Cette crise raciste n'est pas la première qui secoue le pays. Car depuis que le gouvernement chinois a décidé d'offrir des bourses et d'accueillir des étudiants africains dans ses universités, en 1961, les tensions se sont multipliées. Les étudiants chinois considéraient que leurs homologues étrangers jouissaient de meilleures conditions de vie que les leurs. Ils étaient logés à 8 par chambre quand les Africains demeuraient par deux. En 1979, 1986 et 1988, à Shanghai, Tianjin et à Nanjing, trois conflits d'envergure ont eu lieu. A Nanjing, surtout, des milliers d'étudiants avaient manifesté en clamant des slogans comme "Renversez les fantômes noirs" et "Va-t-en, fantôme noir". Il fallut déplacer les boursiers africains dans une autre ville pour éviter les agressions. Les événements de Tien An Men s'inscrivaient dans ce climat protestataire ambigu.

Sans doute la revendication d'homogénéité ethnique Han sans cesse martelée par le gouvernement chinois pour légitimer sa position sur le Tibet a-t-elle contribué à créer une confusion entre nationalisme et racisme. Mais le phénomène est plus large sur la toile, il touche aussi les Chinois de Taiwan et ceux installés dans d'autres pays.

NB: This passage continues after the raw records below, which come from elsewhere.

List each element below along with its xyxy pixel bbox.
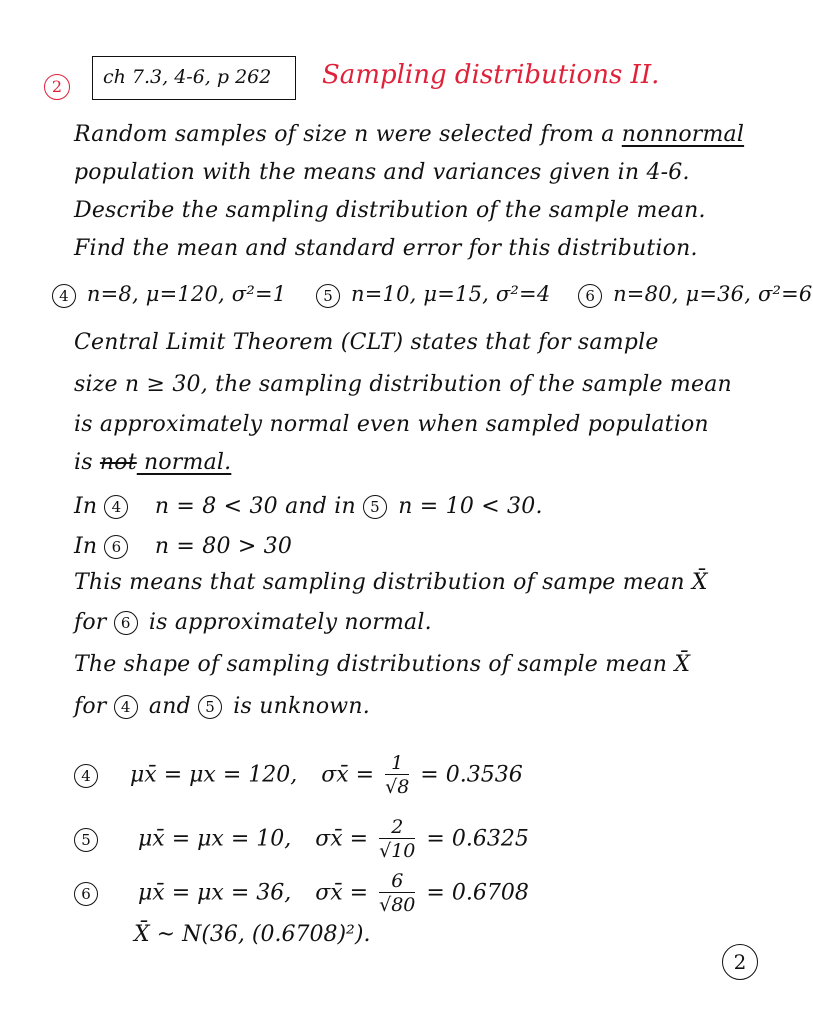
clt-line-3: is approximately normal even when sampled population: [74, 412, 709, 437]
nonnormal-word: nonnormal: [621, 122, 745, 147]
item-6-circle: 6: [578, 284, 602, 308]
analysis-line-5: The shape of sampling distributions of sample mean X̄: [74, 652, 691, 677]
item-6-circle: 6: [104, 535, 128, 559]
given-parameters: 4 n=8, μ=120, σ²=1 5 n=10, μ=15, σ²=4 6 n=80, μ=36, σ²=6: [52, 282, 813, 308]
item-6-circle: 6: [74, 882, 98, 906]
analysis-line-4: for 6 is approximately normal.: [74, 610, 432, 635]
analysis-line-6: for 4 and 5 is unknown.: [74, 694, 370, 719]
intro-line-3: Describe the sampling distribution of the sample mean.: [74, 198, 706, 223]
analysis-line-1: In 4 n = 8 < 30 and in 5 n = 10 < 30.: [74, 494, 543, 519]
item-5-circle: 5: [316, 284, 340, 308]
result-5: 5 μx̄ = μx = 10, σx̄ = $\frac{2}{√10}$ = 0.6325: [74, 816, 529, 863]
item-5-circle: 5: [363, 495, 387, 519]
not-word: not: [99, 450, 137, 475]
result-4: 4 μx̄ = μx = 120, σx̄ = $\frac{1}{√8}$ = 0.3536: [74, 752, 523, 799]
item-4-circle: 4: [52, 284, 76, 308]
reference-box: ch 7.3, 4-6, p 262: [92, 56, 296, 100]
analysis-line-3: This means that sampling distribution of sampe mean X̄: [74, 570, 708, 595]
item-5-circle: 5: [74, 828, 98, 852]
clt-line-4: is not normal.: [74, 450, 232, 475]
result-6: 6 μx̄ = μx = 36, σx̄ = $\frac{6}{√80}$ = 0.6708: [74, 870, 529, 917]
problem-number-circle: 2: [44, 74, 70, 100]
fraction: $\frac{6}{√80}$: [379, 870, 416, 916]
intro-line-2: population with the means and variances given in 4-6.: [74, 160, 690, 185]
item-4-circle: 4: [104, 495, 128, 519]
intro-line-1: Random samples of size n were selected from a nonnormal: [74, 122, 745, 147]
item-4-circle: 4: [114, 695, 138, 719]
item-6-circle: 6: [114, 611, 138, 635]
item-5-circle: 5: [198, 695, 222, 719]
result-distribution: X̄ ~ N(36, (0.6708)²).: [134, 922, 371, 947]
page-number-circle: 2: [722, 944, 758, 980]
fraction: $\frac{2}{√10}$: [379, 816, 416, 862]
clt-line-1: Central Limit Theorem (CLT) states that for sample: [74, 330, 659, 355]
item-4-circle: 4: [74, 764, 98, 788]
clt-line-2: size n ≥ 30, the sampling distribution of the sample mean: [74, 372, 732, 397]
fraction: $\frac{1}{√8}$: [385, 752, 410, 798]
intro-line-4: Find the mean and standard error for this distribution.: [74, 236, 698, 261]
page-title: Sampling distributions II.: [322, 60, 660, 90]
analysis-line-2: In 6 n = 80 > 30: [74, 534, 293, 559]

Tous placent leur appartenance ethnique au cœur d'un faisceau de préjugés. Les Africains sont considérés comme les ressortissants de pays peu développés et faibles, au contraire du monde occidental perçu comme puissant et très avancé, si l'on en croit une étude de 2009 publiée sur le site Chinainperspective.com, par Yinghong Cheng, un chercheur de l'Université du Delaware, aux États-Unis. La Chine devrait donc maintenir son intégrité raciale si elle veut poursuivre son développement, laissent-ils entendre.

Sur Baidu comme sur le réseau social Sina Weibo l'hostilité aux "gens noirs" passe donc par de nouveaux arguments depuis quelques semaines, qui ne sont pas sans rappeler les débats français. Les immigrés africains sont accusés d'être des clandestins, de dépasser les limites de leurs autorisations de séjour et de se comporter en parasites économiques. Contre l'immigration, pas moins de 10 000 internautes se sont regroupés dans un nouveau sous-forum. Ils prônent une préférence nationale, sans se sentir pour autant racistes ou xénophobes. Ils feignent de critiquer les profiteurs d'un système. Mais, au détour d'un commentaire, les préjugés contre les « gens noirs » ressurgissent. Jusqu'à présent, nul ne leur demande une quelconque autocritique. Le choix du gouvernement de condamner ou de laisser proliférer ces débats en dira long sur les contours du projet politique de la Chine de Xi Jinping et sur sa façon d'envisager ses partenaires africains.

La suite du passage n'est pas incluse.